The United Nations said it will commence airlifting food to famine-stricken Somalia on Tuesday.

According to the Executive Director of the U.N. World Food Program Josette Sheeran, this will represent the first food aid mission to Somalia since the U.N. declared two weeks ago that two regions of the East African country are in the throes of a famine.

At an emergency U.N. meeting in Rome, Somalia’s Foreign Minister Mohamed Ibrahim said that more than 3.5 million people in his country are at risk of starving to death.

The tragedy is further complicated by the presence of Islamist insurgents like Al-Shabab who control much of Somalia and who have banned foreign aid groups, including the U.N., from their areas. It is in areas they control where the famine is apparently at its worst.

Sheeran explained that food supplies will be airlifted to the capitol Mogadishu, which is partially controlled by a fragile interim government – that is, in turn, supported by an African Union peacekeeping force.

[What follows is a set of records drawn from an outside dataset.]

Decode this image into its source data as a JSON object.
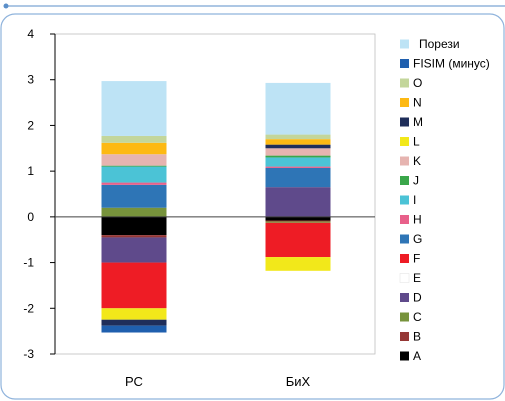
{
  "chart_data": {
    "type": "bar",
    "stacked": true,
    "diverging": true,
    "categories": [
      "РС",
      "БиХ"
    ],
    "ylim": [
      -3,
      4
    ],
    "yticks": [
      -3,
      -2,
      -1,
      0,
      1,
      2,
      3,
      4
    ],
    "grid": false,
    "legend_position": "right",
    "series": [
      {
        "name": "A",
        "color": "#000000",
        "values": [
          -0.4,
          -0.08
        ]
      },
      {
        "name": "B",
        "color": "#953735",
        "values": [
          -0.05,
          -0.02
        ]
      },
      {
        "name": "C",
        "color": "#77933c",
        "values": [
          0.2,
          -0.03
        ]
      },
      {
        "name": "D",
        "color": "#5f4a8b",
        "values": [
          -0.55,
          0.65
        ]
      },
      {
        "name": "E",
        "color": "#ffffff",
        "values": [
          0.0,
          0.0
        ]
      },
      {
        "name": "F",
        "color": "#ee1c25",
        "values": [
          -1.0,
          -0.75
        ]
      },
      {
        "name": "G",
        "color": "#2e75b6",
        "values": [
          0.5,
          0.42
        ]
      },
      {
        "name": "H",
        "color": "#e8608a",
        "values": [
          0.05,
          0.03
        ]
      },
      {
        "name": "I",
        "color": "#4bc3d6",
        "values": [
          0.35,
          0.2
        ]
      },
      {
        "name": "J",
        "color": "#3aa64a",
        "values": [
          0.02,
          0.04
        ]
      },
      {
        "name": "K",
        "color": "#e6b4b0",
        "values": [
          0.25,
          0.16
        ]
      },
      {
        "name": "L",
        "color": "#f2e81a",
        "values": [
          -0.25,
          -0.3
        ]
      },
      {
        "name": "M",
        "color": "#1f2e5a",
        "values": [
          -0.13,
          0.08
        ]
      },
      {
        "name": "N",
        "color": "#fdb913",
        "values": [
          0.25,
          0.12
        ]
      },
      {
        "name": "O",
        "color": "#c3d69b",
        "values": [
          0.15,
          0.1
        ]
      },
      {
        "name": "FISIM (минус)",
        "color": "#1f5fae",
        "values": [
          -0.15,
          0.0
        ]
      },
      {
        "name": "Порези",
        "color": "#bde3f5",
        "values": [
          1.2,
          1.13
        ]
      }
    ]
  }
}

Sheeran also attended the Rome meeting after having toured through refugee camps in Kenya, which have seen a huge influx of Somalis fleeing starvation in their homeland.

"What we saw is children who are arriving so weak that many of them are in stage four malnutrition and have little chance - less than 40 percent chance - of making it," she told media.

"This is about saving lives now. It's not about politics, it's not about anything but humanity standing together to save lives."

Earlier, the French Agriculture Minister Bruno Le Maire said the world had "failed to ensure food security".

"If we don't take the necessary measures, famine will be the scandal of this century,” Le Maire told Agence France Presse.

However, John O’Shea the director of the charity Goal, John O'Shea, told the BBC that the U.N.'s response to Somalia woes has made the food crisis even worse.

"We wouldn't have four million Somalis starving if they sent in U.N. peacekeepers," he told the BBC's Focus on Africa.